Call for papers: Res per nomen 6 – Abstract categories and reference

Abstract categories and reference

The Res per nomen conferences are traditionally devoted to reference, i.e. the necessary link between language and our common and individual experience of the world. Res per nomen 6 will deal with the question of categories, especially abstract categories. There are three traditional ways of approaching categories. The most intuitive, which is also the most ancient as it goes back to Antiquity, is usually labelled realist or logical: categories are the names of sets of natural objects, for example trees or fish. Membership of such or such a set is then assigned by deciding whether an individual occurrence is endowed with the necessary and sufficient conditions typical of the set. Yet this approach generates a number of problems, especially ontological (what is the worldly nature of categories?) and functional (how do we decide whether or not palm-trees are trees and whales fish?). It was challenged from the middle of the XXth onward by a more cognitive approach according to which categories are concepts located in the brain either by nature or by learning, or both, which we project onto the world: if whales can be put into same category as fish, it is because they look very much alike. According to the third approach, the nominalist approach, there are no categories in the universe, there are only individual occurrences. The category is then a meta-linguistic construct built from a very specific use of names, i.e. their capacity of referring to a variety of objects which seem to bear a resemblance, thus lumping them together into a category.

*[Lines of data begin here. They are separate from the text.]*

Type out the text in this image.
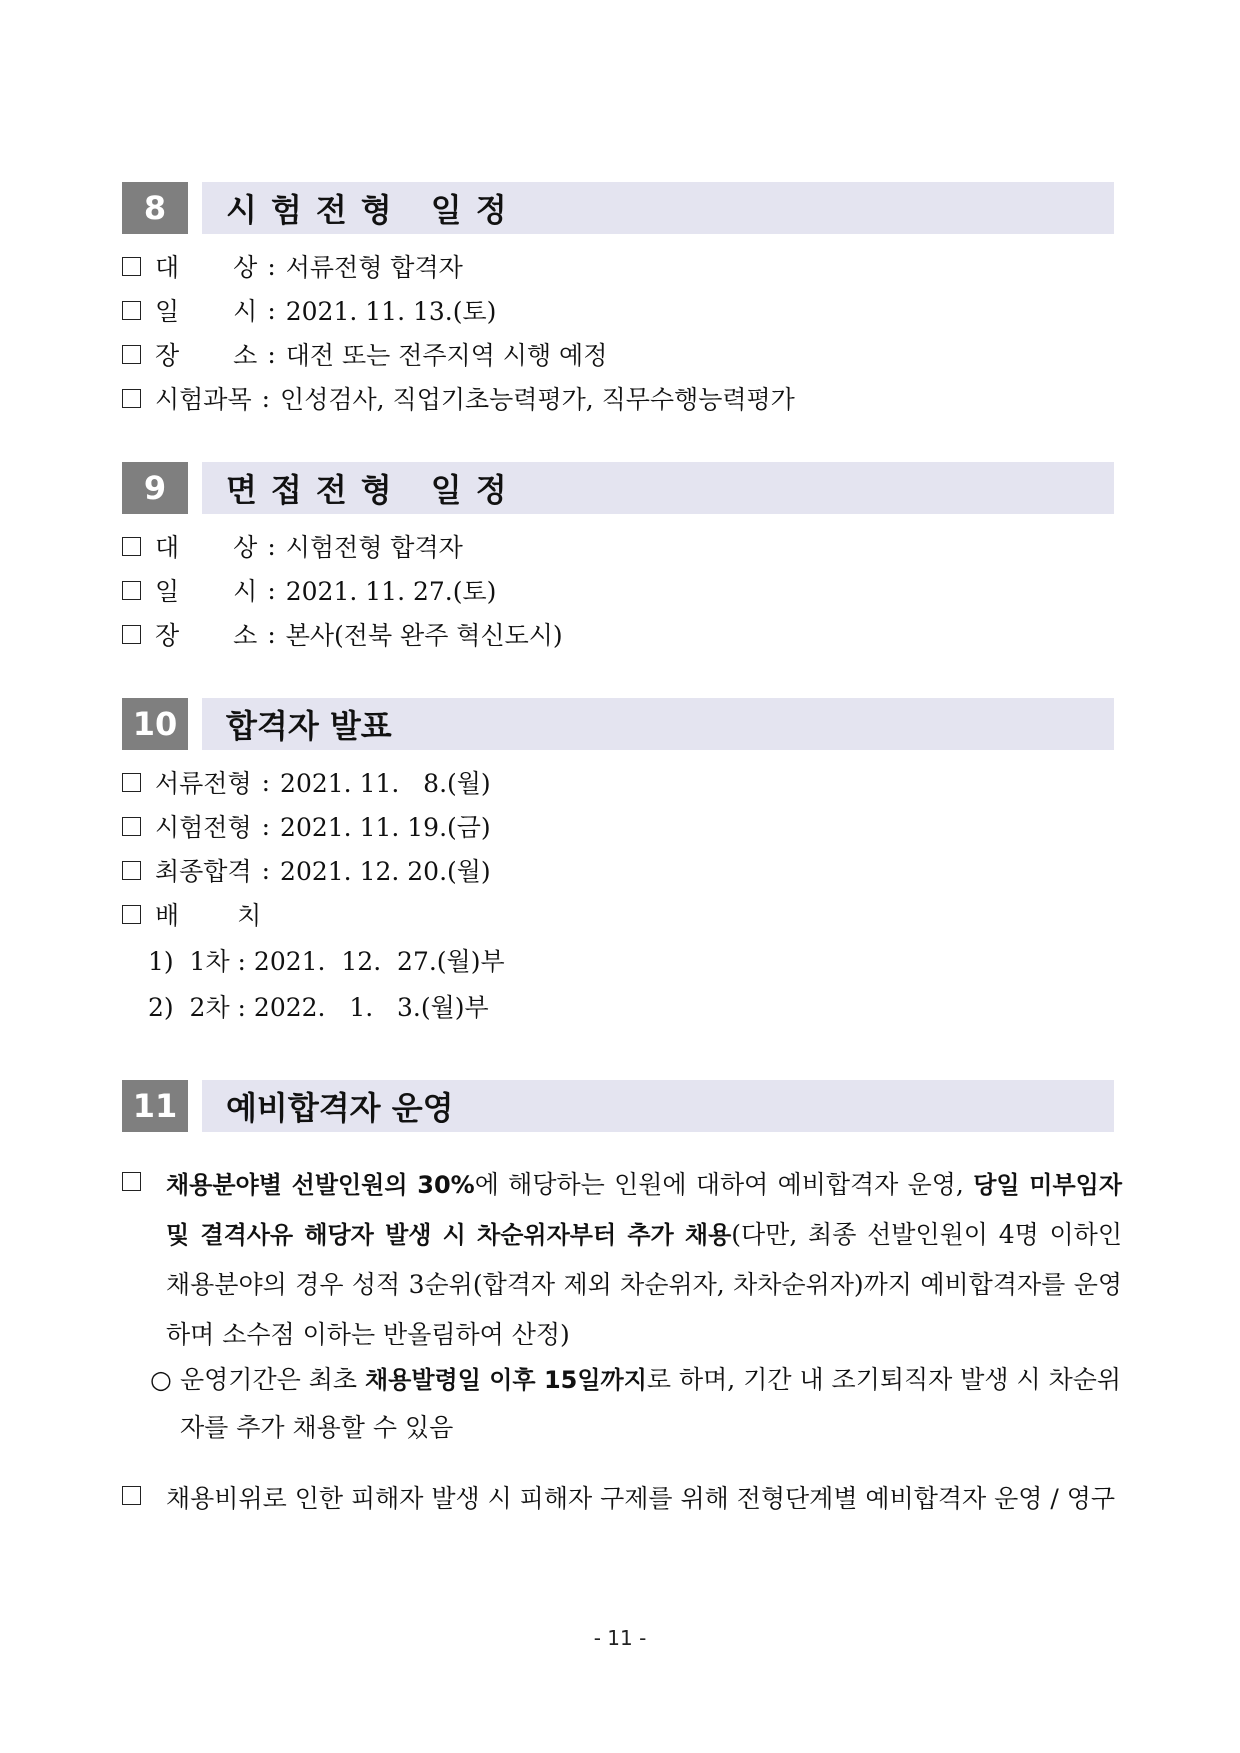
8	시험전형 일정
대 상 : 서류전형 합격자
일 시 : 2021. 11. 13.(토)
장 소 : 대전 또는 전주지역 시행 예정
시험과목 : 인성검사, 직업기초능력평가, 직무수행능력평가
9	면접전형 일정
대 상 : 시험전형 합격자
일 시 : 2021. 11. 27.(토)
장 소 : 본사(전북 완주 혁신도시)
10	합격자 발표
서류전형 : 2021. 11.   8.(월)
시험전형 : 2021. 11. 19.(금)
최종합격 : 2021. 12. 20.(월)
배 치
1)  1차 : 2021.  12.  27.(월)부
2)  2차 : 2022.   1.   3.(월)부
11	예비합격자 운영
채용분야별 선발인원의 30%에 해당하는 인원에 대하여 예비합격자 운영, 당일 미부임자 및 결격사유 해당자 발생 시 차순위자부터 추가 채용(다만, 최종 선발인원이 4명 이하인 채용분야의 경우 성적 3순위(합격자 제외 차순위자, 차차순위자)까지 예비합격자를 운영하며 소수점 이하는 반올림하여 산정)
○ 운영기간은 최초 채용발령일 이후 15일까지로 하며, 기간 내 조기퇴직자 발생 시 차순위자를 추가 채용할 수 있음
채용비위로 인한 피해자 발생 시 피해자 구제를 위해 전형단계별 예비합격자 운영 / 영구
- 11 -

Abstract categories are even more difficult to specify than real-world ones: to what entities do words such as beauty, truth, love and freedom refer? Res per nomen 6 intends to dwell on this particular aspect of categories, as usual from both linguistic and / or philosophical points of view. Most theories address abstract categories as a sort of extension of real-world categories, not always very convincingly. Maybe the time has come to take stock of the problem, and this is why all theories will be welcome as long as they deal centrally with the question of abstract categories.